A systematic review and network meta-analysis was conducted on studies published up to April 2025 (PROSPERO, registration number CRD420251024720). A total of 2868 articles were screened, and 32 studies met the inclusion criteria [1-5], comprising data from 4,695 patients for the final network meta-analysis. The risk of bias assessment indicated that most of the included studies had a low risk of bias. Network meta-analysis revealed that compared with TME, both LE and W&W were associated with a lower rate of DM (OR 0.92, 95% CI 0.64-1.32 and OR 0.63, 95% CI 0.40-1.00, respectively).

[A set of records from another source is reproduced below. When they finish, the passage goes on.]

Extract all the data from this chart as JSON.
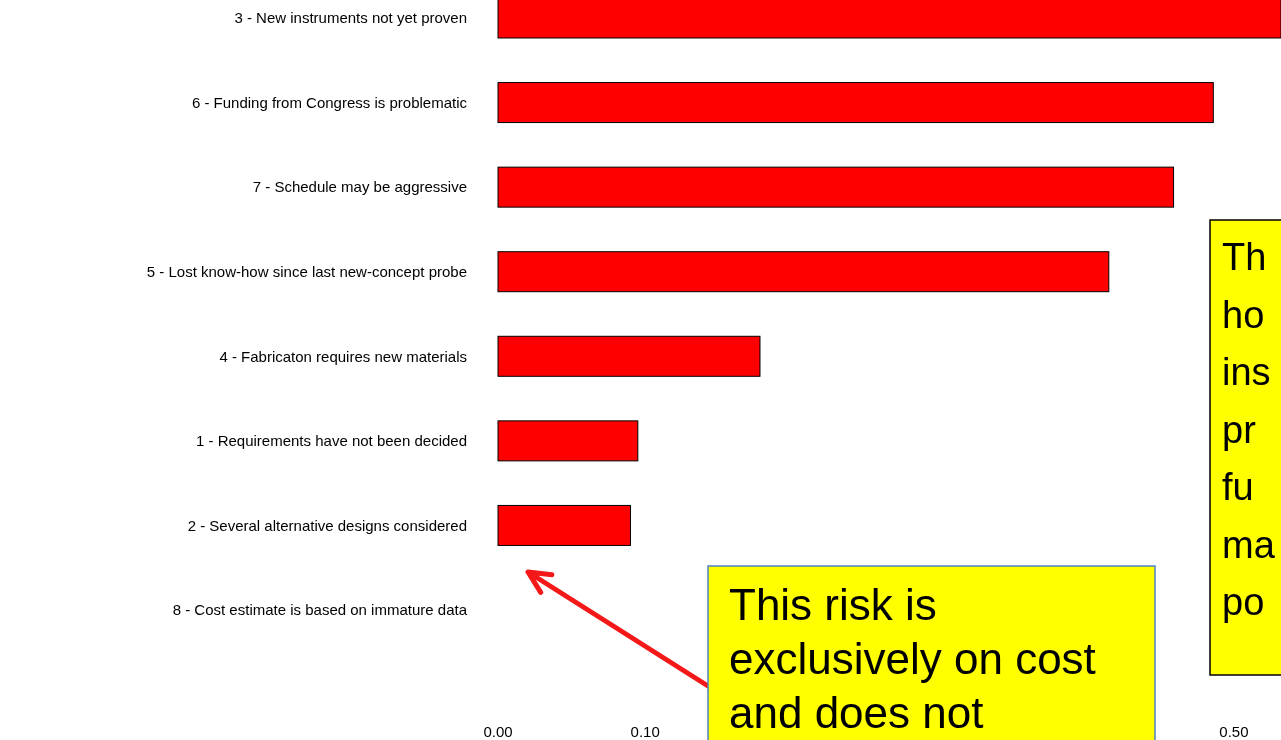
{
  "chart_data": {
    "type": "bar",
    "orientation": "horizontal",
    "categories": [
      "3 - New instruments not yet proven",
      "6 - Funding from Congress is problematic",
      "7 - Schedule may be aggressive",
      "5 - Lost know-how since last new-concept probe",
      "4 - Fabricaton requires new materials",
      "1 - Requirements have not been decided",
      "2 - Several alternative designs considered",
      "8 - Cost estimate is based on immature data"
    ],
    "values": [
      0.532,
      0.486,
      0.459,
      0.415,
      0.178,
      0.095,
      0.09,
      0
    ],
    "color": "#ff0000",
    "xlim": [
      0,
      0.532
    ],
    "xticks": [
      {
        "value": 0,
        "label": "0.00"
      },
      {
        "value": 0.1,
        "label": "0.10"
      },
      {
        "value": 0.5,
        "label": "0.50"
      }
    ],
    "annotations": [
      "This risk is\nexclusively on cost\nand does not",
      "Th\nho\nins\npr\nfu\nma\npo"
    ]
  }
}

However, the DM rate of the LE group was lower than that of the W&W group, but the difference was not statistically significant (OR 1.17, 95% CI 0.49-2.80). W&W appeared to show a favorable survival trend in OR-based analyses; however, this finding was not confirmed in HR-based analyses, which are more reliable for time-to-event outcomes and were limited in availability.

Conclusions

In this network meta-analysis, organ-preserving strategies such as W&W and LE demonstrated comparable long-term survival outcomes to TME in selected patients after nCRT. However, these approaches were associated with a substantially increased risk of local recurrence, highlighting an important trade-off between oncologic safety and organ preservation. Therefore, the LE and W&W strategies may be considered as alternative approaches in carefully selected patients with favorable response, provided that strict surveillance and timely salvage interventions are ensured.